Cela a complètement changé la perception de **Wendy** des revenus des stars de cinéma. Elle savait que, même s'il s'agissait d'une personne comme **Paris**, pour acheter une bague comme celle-là, il devrait d'abord obtenir la permission de sa famille.
« **Winnie Loxley**, puis-je emprunter ta bague pendant un moment ? » Comme d'habitude, c'est **Yulia** qui a eu le courage de demander, clignant des yeux avec un sourire.
« Bien sûr. »
Le ton de **Winnie Loxley** était indifférent alors qu'elle retirait avec désinvolture la bague et la lui lançait. **Yulia** l'a maladroitement attrapée à deux mains, son cœur manquant de s'arrêter. « Oh mon Dieu, mes jambes viennent de flancher. »
**Winnie Loxley** lui a jeté un coup d’œil et a dit : « Sois ambitieuse. »
Les doigts de **Yulia** étaient plus épais, et la bague s'est coincée à la deuxième articulation.
« Qui te l'a donnée ? » a-t-elle demandé, tenant la bague à la lumière du soleil. « Si je continue à concentrer la lumière du soleil à travers elle et à la refléter sur les feuilles mortes, la pile de feuilles prendra-t-elle feu ? »
**Winnie Loxley** a répondu avec désinvolture : « Je l'ai achetée moi-même. »
« Tu mens. Tu es beaucoup trop radine pour t'acheter quelque chose comme ça. Une moissanite serait plus ton style », a taquiné **Yulia** avec un fredonnement. « Je sais. **M. Marlowe** te l'a donnée. »
« Pffft ! » **Wendy** a accidentellement pulvérisé de l'eau glacée hors de sa bouche.
Les deux autres l'ont regardée fixement. **Yulia** a demandé : « Pourquoi t'énerves-tu autant ? »
**Wendy** a pris une profonde inspiration, essayant de retrouver son sang-froid avant de changer rapidement de sujet. « Euh, **M. Marlowe**, c'est le **M. Marlowe** à qui je pense ? »
« Non. » La voix froide de **Winnie Loxley** l'a interrompue.
**Yulia** l'a regardée avec curiosité, puis s'est penchée vers **Wendy**. « Tu le connais aussi ? »
**Wendy** venait de s'étouffer un instant auparavant, alors elle se sentait un peu coupable maintenant. « Euh, oui, je connais un peu. »
« C'est une bonne personne ? »
« Ouais, il est plutôt sympa », a dit **Wendy** maladroitement.
Elle craignait que, dans le monde des affaires, personne n'ose le défier. Le niveau de respect qu'il commandait ne dépendait pas du fait qu'il soit une bonne personne ou non—il s'agissait davantage de la dynamique du pouvoir. Même demander un cadeau ou agir mignonne devait être soigneusement réfléchi à l'avance.

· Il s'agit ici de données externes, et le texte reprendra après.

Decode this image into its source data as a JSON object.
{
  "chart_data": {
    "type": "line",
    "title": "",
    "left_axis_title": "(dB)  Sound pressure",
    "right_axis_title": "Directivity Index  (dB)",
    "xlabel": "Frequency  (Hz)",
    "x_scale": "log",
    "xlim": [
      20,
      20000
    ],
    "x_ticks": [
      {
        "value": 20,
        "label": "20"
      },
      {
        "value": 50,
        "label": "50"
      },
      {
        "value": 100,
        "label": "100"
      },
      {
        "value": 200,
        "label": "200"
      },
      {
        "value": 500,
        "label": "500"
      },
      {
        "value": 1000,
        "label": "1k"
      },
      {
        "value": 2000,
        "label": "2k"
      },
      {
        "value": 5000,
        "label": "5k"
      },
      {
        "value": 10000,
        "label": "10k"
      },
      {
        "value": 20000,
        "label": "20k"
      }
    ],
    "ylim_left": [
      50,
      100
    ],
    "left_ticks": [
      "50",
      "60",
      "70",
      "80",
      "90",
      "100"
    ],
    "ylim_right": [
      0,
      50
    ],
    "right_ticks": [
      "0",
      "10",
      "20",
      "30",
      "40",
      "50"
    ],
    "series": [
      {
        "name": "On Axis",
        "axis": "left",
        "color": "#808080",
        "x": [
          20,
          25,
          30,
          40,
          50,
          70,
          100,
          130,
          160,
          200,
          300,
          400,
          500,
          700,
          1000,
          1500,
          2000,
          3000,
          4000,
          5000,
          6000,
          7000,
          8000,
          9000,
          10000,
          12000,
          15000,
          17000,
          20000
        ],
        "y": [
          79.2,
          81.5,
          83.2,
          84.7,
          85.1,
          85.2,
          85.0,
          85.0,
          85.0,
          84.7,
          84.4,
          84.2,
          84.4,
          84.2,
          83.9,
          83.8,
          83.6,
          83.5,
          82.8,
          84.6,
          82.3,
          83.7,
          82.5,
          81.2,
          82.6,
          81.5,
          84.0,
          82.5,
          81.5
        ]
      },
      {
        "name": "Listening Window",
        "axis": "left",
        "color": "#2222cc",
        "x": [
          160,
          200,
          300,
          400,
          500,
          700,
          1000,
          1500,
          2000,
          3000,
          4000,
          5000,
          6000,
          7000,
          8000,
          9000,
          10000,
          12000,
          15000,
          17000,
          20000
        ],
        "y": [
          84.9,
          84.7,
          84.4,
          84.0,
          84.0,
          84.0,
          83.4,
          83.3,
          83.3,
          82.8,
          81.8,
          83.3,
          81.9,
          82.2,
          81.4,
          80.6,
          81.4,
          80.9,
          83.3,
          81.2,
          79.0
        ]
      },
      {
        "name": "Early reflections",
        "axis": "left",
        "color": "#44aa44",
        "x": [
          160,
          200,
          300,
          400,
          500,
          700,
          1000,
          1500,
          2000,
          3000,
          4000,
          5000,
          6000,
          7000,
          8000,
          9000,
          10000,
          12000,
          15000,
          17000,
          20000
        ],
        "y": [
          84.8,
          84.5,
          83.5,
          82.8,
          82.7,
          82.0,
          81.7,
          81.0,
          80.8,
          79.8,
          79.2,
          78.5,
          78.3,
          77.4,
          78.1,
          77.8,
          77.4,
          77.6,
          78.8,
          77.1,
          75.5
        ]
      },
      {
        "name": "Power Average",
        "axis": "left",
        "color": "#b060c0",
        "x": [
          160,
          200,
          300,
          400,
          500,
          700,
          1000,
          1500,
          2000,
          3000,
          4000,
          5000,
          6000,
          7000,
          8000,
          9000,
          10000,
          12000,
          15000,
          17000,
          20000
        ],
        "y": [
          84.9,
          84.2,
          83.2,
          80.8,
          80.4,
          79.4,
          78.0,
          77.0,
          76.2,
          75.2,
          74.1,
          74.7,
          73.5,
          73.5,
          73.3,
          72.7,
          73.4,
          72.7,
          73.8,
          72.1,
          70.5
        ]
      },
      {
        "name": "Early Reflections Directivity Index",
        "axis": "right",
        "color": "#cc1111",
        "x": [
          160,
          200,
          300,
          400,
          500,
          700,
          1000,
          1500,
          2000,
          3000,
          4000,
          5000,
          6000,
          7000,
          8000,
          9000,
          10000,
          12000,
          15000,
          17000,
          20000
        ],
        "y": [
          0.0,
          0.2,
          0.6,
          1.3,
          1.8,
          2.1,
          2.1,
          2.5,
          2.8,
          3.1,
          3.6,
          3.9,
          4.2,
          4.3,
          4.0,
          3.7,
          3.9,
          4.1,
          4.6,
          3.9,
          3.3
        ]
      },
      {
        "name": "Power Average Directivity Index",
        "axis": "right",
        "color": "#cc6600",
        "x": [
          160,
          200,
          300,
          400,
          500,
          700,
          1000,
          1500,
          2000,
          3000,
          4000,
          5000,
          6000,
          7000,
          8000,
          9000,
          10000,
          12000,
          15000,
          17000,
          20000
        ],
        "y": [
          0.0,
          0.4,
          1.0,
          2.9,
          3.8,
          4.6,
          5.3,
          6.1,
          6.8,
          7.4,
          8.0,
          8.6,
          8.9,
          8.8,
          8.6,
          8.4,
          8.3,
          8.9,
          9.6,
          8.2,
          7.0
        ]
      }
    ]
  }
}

« Est-ce qu'il a une copine ? » a demandé **Yulia**.
**Winnie Loxley** a jeté un coup d’œil à **Wendy** de côté, puis a détourné le regard, ramassant avec désinvolture de la nourriture.
« Je ne crois pas. Il en avait une. »
**Winnie Loxley** a mis une bouchée de lasagnes dans sa bouche, a mâché lentement et a gardé une expression neutre.
« Est-ce qu'elle est jolie ? » a demandé **Yulia** à nouveau.